壱【闇夜に怪しき人影を見つけし事】・9

 玄海さんが慌てて駆け出す。

 が、すぐに戻ってきた。


「駄目だった」

「そうですね。あとで報告しておきましょう。まずは、この子を病院に」

「いや、恐らくそれも駄目だな」

「え?」


 この人は何を言っているんだ、という目で僕は彼を見た。

 だが、玄海さんは真面目な顔をして言う。


「こんな時間に出歩く学生がいると思うか?」

「それは、そうですね」

「服装こそ学生服のようだが」


 彼はしゃがみ込んで、彼女の服装を見分し始める。何も変哲もない学校の女子用制服だが、ポケットをいくつか探り、小さな手帳のようなものを見つけ出した。


「学生証?」

「当たりだ。

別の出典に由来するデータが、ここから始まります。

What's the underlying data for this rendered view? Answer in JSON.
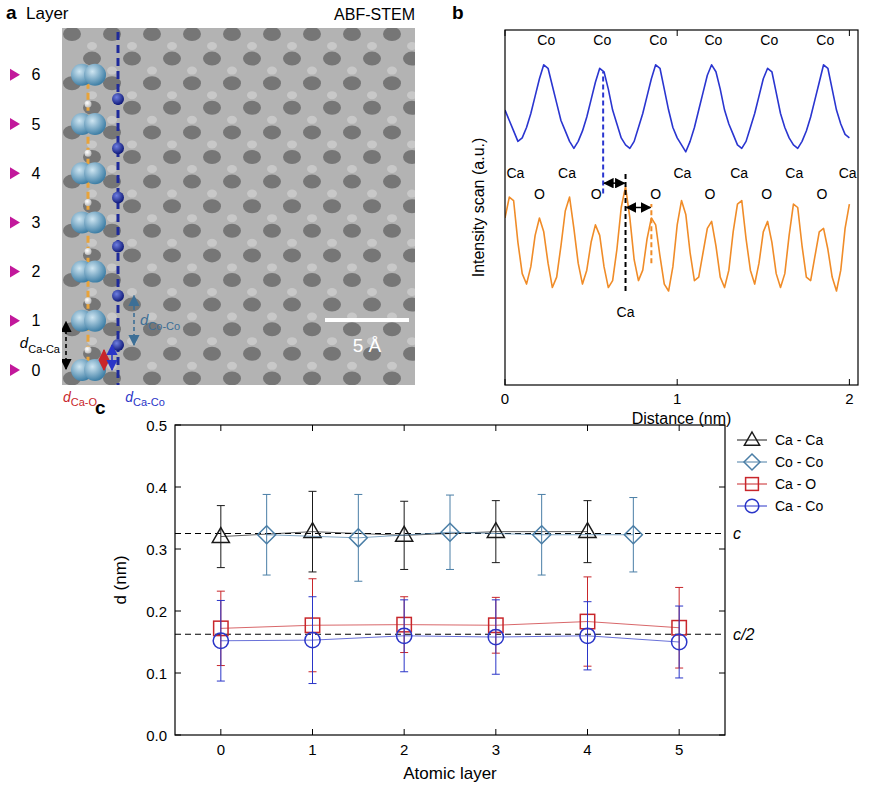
{
  "chart_data": [
    {
      "type": "image",
      "panel_label": "a",
      "title": "ABF-STEM",
      "layer_heading": "Layer",
      "layers": [
        0,
        1,
        2,
        3,
        4,
        5,
        6
      ],
      "distance_labels": [
        {
          "symbol": "d",
          "subscript": "Ca-Ca",
          "color": "#000000"
        },
        {
          "symbol": "d",
          "subscript": "Co-Co",
          "color": "#3d6f96"
        },
        {
          "symbol": "d",
          "subscript": "Ca-O",
          "color": "#c8262b"
        },
        {
          "symbol": "d",
          "subscript": "Ca-Co",
          "color": "#2a35c8"
        }
      ],
      "scale_bar": "5 Å"
    },
    {
      "type": "line",
      "panel_label": "b",
      "x_label": "Distance (nm)",
      "y_label": "Intensity scan (a.u.)",
      "x": [
        0,
        0.025,
        0.05,
        0.075,
        0.1,
        0.125,
        0.15,
        0.175,
        0.2,
        0.225,
        0.25,
        0.275,
        0.3,
        0.325,
        0.35,
        0.375,
        0.4,
        0.425,
        0.45,
        0.475,
        0.5,
        0.525,
        0.55,
        0.575,
        0.6,
        0.625,
        0.65,
        0.675,
        0.7,
        0.725,
        0.75,
        0.775,
        0.8,
        0.825,
        0.85,
        0.875,
        0.9,
        0.925,
        0.95,
        0.975,
        1,
        1.025,
        1.05,
        1.075,
        1.1,
        1.125,
        1.15,
        1.175,
        1.2,
        1.225,
        1.25,
        1.275,
        1.3,
        1.325,
        1.35,
        1.375,
        1.4,
        1.425,
        1.45,
        1.475,
        1.5,
        1.525,
        1.55,
        1.575,
        1.6,
        1.625,
        1.65,
        1.675,
        1.7,
        1.725,
        1.75,
        1.775,
        1.8,
        1.825,
        1.85,
        1.875,
        1.9,
        1.925,
        1.95,
        1.975,
        2
      ],
      "xlim": [
        0,
        2.05
      ],
      "xticks": [
        0,
        1,
        2
      ],
      "ylim": [
        -0.5,
        9.7
      ],
      "tick_labels": "x",
      "series": [
        {
          "color": "#2a35d0",
          "values": [
            7.4,
            7.1,
            6.8,
            6.5,
            6.6,
            6.9,
            7.3,
            7.8,
            8.3,
            8.7,
            8.6,
            8.1,
            7.6,
            7.1,
            6.8,
            6.5,
            6.3,
            6.5,
            6.8,
            7.2,
            7.7,
            8.2,
            8.6,
            8.5,
            8.0,
            7.4,
            7.0,
            6.6,
            6.4,
            6.3,
            6.5,
            6.9,
            7.3,
            7.8,
            8.3,
            8.7,
            8.6,
            8.0,
            7.4,
            6.9,
            6.6,
            6.4,
            6.2,
            6.5,
            6.9,
            7.4,
            7.9,
            8.4,
            8.7,
            8.5,
            8.0,
            7.4,
            7.0,
            6.7,
            6.4,
            6.3,
            6.5,
            6.9,
            7.3,
            7.8,
            8.3,
            8.6,
            8.5,
            7.9,
            7.3,
            6.9,
            6.6,
            6.4,
            6.3,
            6.5,
            6.8,
            7.2,
            7.7,
            8.2,
            8.7,
            8.6,
            8.0,
            7.4,
            7.0,
            6.7,
            6.6
          ]
        },
        {
          "color": "#f08c28",
          "values": [
            4.3,
            4.9,
            4.8,
            3.6,
            2.7,
            2.4,
            2.9,
            3.8,
            4.3,
            3.9,
            3.0,
            2.3,
            2.6,
            3.5,
            4.5,
            4.9,
            4.0,
            3.0,
            2.4,
            2.8,
            3.6,
            4.1,
            3.8,
            2.9,
            2.3,
            2.5,
            3.4,
            4.6,
            5.2,
            4.3,
            3.1,
            2.5,
            2.8,
            3.7,
            4.3,
            4.1,
            3.2,
            2.4,
            2.2,
            2.9,
            4.1,
            4.8,
            4.4,
            3.3,
            2.5,
            2.6,
            3.3,
            4.0,
            4.2,
            3.5,
            2.6,
            2.3,
            2.8,
            3.9,
            4.7,
            4.8,
            3.7,
            2.8,
            2.4,
            3.0,
            3.9,
            4.2,
            3.6,
            2.7,
            2.3,
            2.7,
            3.8,
            4.7,
            4.6,
            3.5,
            2.6,
            2.5,
            3.2,
            3.9,
            4.0,
            3.4,
            2.6,
            2.2,
            2.8,
            4.0,
            4.7
          ]
        }
      ],
      "annotations": [
        {
          "text": "Co",
          "x": 0.24,
          "y": 9.4
        },
        {
          "text": "Co",
          "x": 0.565,
          "y": 9.4
        },
        {
          "text": "Co",
          "x": 0.89,
          "y": 9.4
        },
        {
          "text": "Co",
          "x": 1.21,
          "y": 9.4
        },
        {
          "text": "Co",
          "x": 1.535,
          "y": 9.4
        },
        {
          "text": "Co",
          "x": 1.86,
          "y": 9.4
        },
        {
          "text": "Ca",
          "x": 0.06,
          "y": 5.6
        },
        {
          "text": "Ca",
          "x": 0.36,
          "y": 5.6
        },
        {
          "text": "Ca",
          "x": 1.03,
          "y": 5.6
        },
        {
          "text": "Ca",
          "x": 1.36,
          "y": 5.6
        },
        {
          "text": "Ca",
          "x": 1.68,
          "y": 5.6
        },
        {
          "text": "Ca",
          "x": 1.99,
          "y": 5.6
        },
        {
          "text": "O",
          "x": 0.2,
          "y": 5.0
        },
        {
          "text": "O",
          "x": 0.53,
          "y": 5.0
        },
        {
          "text": "O",
          "x": 0.875,
          "y": 5.0
        },
        {
          "text": "O",
          "x": 1.19,
          "y": 5.0
        },
        {
          "text": "O",
          "x": 1.52,
          "y": 5.0
        },
        {
          "text": "O",
          "x": 1.84,
          "y": 5.0
        },
        {
          "text": "Ca",
          "x": 0.7,
          "y": 1.6
        }
      ],
      "guides": [
        {
          "x": 0.57,
          "y": [
            5.0,
            8.5
          ],
          "color": "#2a35d0"
        },
        {
          "x": 0.7,
          "y": [
            2.2,
            5.6
          ],
          "color": "#000000"
        },
        {
          "x": 0.85,
          "y": [
            3.0,
            4.7
          ],
          "color": "#f08c28"
        }
      ],
      "arrows": [
        {
          "x": [
            0.57,
            0.7
          ],
          "y": 5.3
        },
        {
          "x": [
            0.7,
            0.85
          ],
          "y": 4.6
        }
      ]
    },
    {
      "type": "scatter",
      "panel_label": "c",
      "x_label": "Atomic layer",
      "y_label": "d (nm)",
      "xlim": [
        -0.5,
        5.5
      ],
      "xticks": [
        0,
        1,
        2,
        3,
        4,
        5
      ],
      "ylim": [
        0,
        0.5
      ],
      "yticks": [
        {
          "value": 0,
          "label": "0.0"
        },
        {
          "value": 0.1,
          "label": "0.1"
        },
        {
          "value": 0.2,
          "label": "0.2"
        },
        {
          "value": 0.3,
          "label": "0.3"
        },
        {
          "value": 0.4,
          "label": "0.4"
        },
        {
          "value": 0.5,
          "label": "0.5"
        }
      ],
      "legend": "right",
      "reference_lines": [
        {
          "value": 0.325,
          "label": "c"
        },
        {
          "value": 0.1625,
          "label": "c/2"
        }
      ],
      "series": [
        {
          "name": "Ca - Ca",
          "color": "#1a1a1a",
          "marker": "triangle",
          "line_style": "solid",
          "x": [
            0,
            1,
            2,
            3,
            4
          ],
          "values": [
            0.32,
            0.328,
            0.322,
            0.328,
            0.328
          ],
          "errors": [
            0.05,
            0.065,
            0.055,
            0.05,
            0.05
          ]
        },
        {
          "name": "Co - Co",
          "color": "#4a7ea6",
          "marker": "diamond",
          "line_style": "solid",
          "x": [
            0.5,
            1.5,
            2.5,
            3.5,
            4.5
          ],
          "values": [
            0.323,
            0.318,
            0.327,
            0.323,
            0.323
          ],
          "errors": [
            0.065,
            0.07,
            0.06,
            0.065,
            0.06
          ]
        },
        {
          "name": "Ca - O",
          "color": "#c8262b",
          "marker": "square",
          "line_style": "solid",
          "x": [
            0,
            1,
            2,
            3,
            4,
            5
          ],
          "values": [
            0.172,
            0.177,
            0.178,
            0.177,
            0.183,
            0.173
          ],
          "errors": [
            0.06,
            0.075,
            0.045,
            0.045,
            0.072,
            0.065
          ]
        },
        {
          "name": "Ca - Co",
          "color": "#2a35c8",
          "marker": "circle",
          "line_style": "solid",
          "x": [
            0,
            1,
            2,
            3,
            4,
            5
          ],
          "values": [
            0.152,
            0.153,
            0.16,
            0.158,
            0.16,
            0.15
          ],
          "errors": [
            0.065,
            0.07,
            0.058,
            0.06,
            0.055,
            0.058
          ]
        }
      ]
    }
  ]
}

ほれ、これが本人か?」

「?」


 見せられた学生証の写真は、彼女とは似つかない全くの別人のものだった。


「まあ、完全にこれは刑事の勘みたいなもんだが、彼女は外の人間じゃないか?」

「それは……あり得ることだと思います?」

「だが、問題を複雑化させることにはなるぞ」


 外の人間の不法滞在・不法侵入は、国の法に則って重罪と定められている。

 かくまった方も、厳しく罰せられる。かといって、女の子を道の真ん中に捨てて行けるほど、僕の心は完全に擦り切れてはいない。

 玄海さんも、同じのようだった。

 彼はその細い体を抱き上げると、歩き始めた。


「どこに行く気です?」

「俺のウチだ」と言う玄海さんは不満げだ。「なんだよ、彼女を捨ててけってか」

「いえ、手当てするには、不適当かなって思いまして」

「オマエ、俺の部屋が汚いって言ってる?」

 否定はできんけど、と小声で聞こえた。


「僕の別宅の方に行きましょう。必要な物品は、アゲハに頼めますし」

「バレたりしねえのか」

「しません」


 彼女も家の仕来りには従う。

 主家――この言い方はあまり好きではないが――の人間の仕事上の機密事項から恥ずかしい秘密まで、一切口外しない。それは守秘義務という仕事上の盟約ではなく、彼女たちの『忍』ゆえの誇りと言っていい。

 僕は、近くの公衆電話からタクシーを呼ぶ。

 はじめは、個人のデバイスを用いるところだったが、玄海さんに止められた。

 誰がどこにかけたという記録を残さない方がいいということらしい。確かに、僕が仕事中に車を呼びどこかに移動したのが、分かってしまうとそれはそれで面倒なことになりかねない。

 深夜の電話に出たのは冷たい声の男だった。

 受付の男は、嫌そうに応答したが、割増以上の金を払うと伝えると「すぐに向かわせる」と声を高くして言った。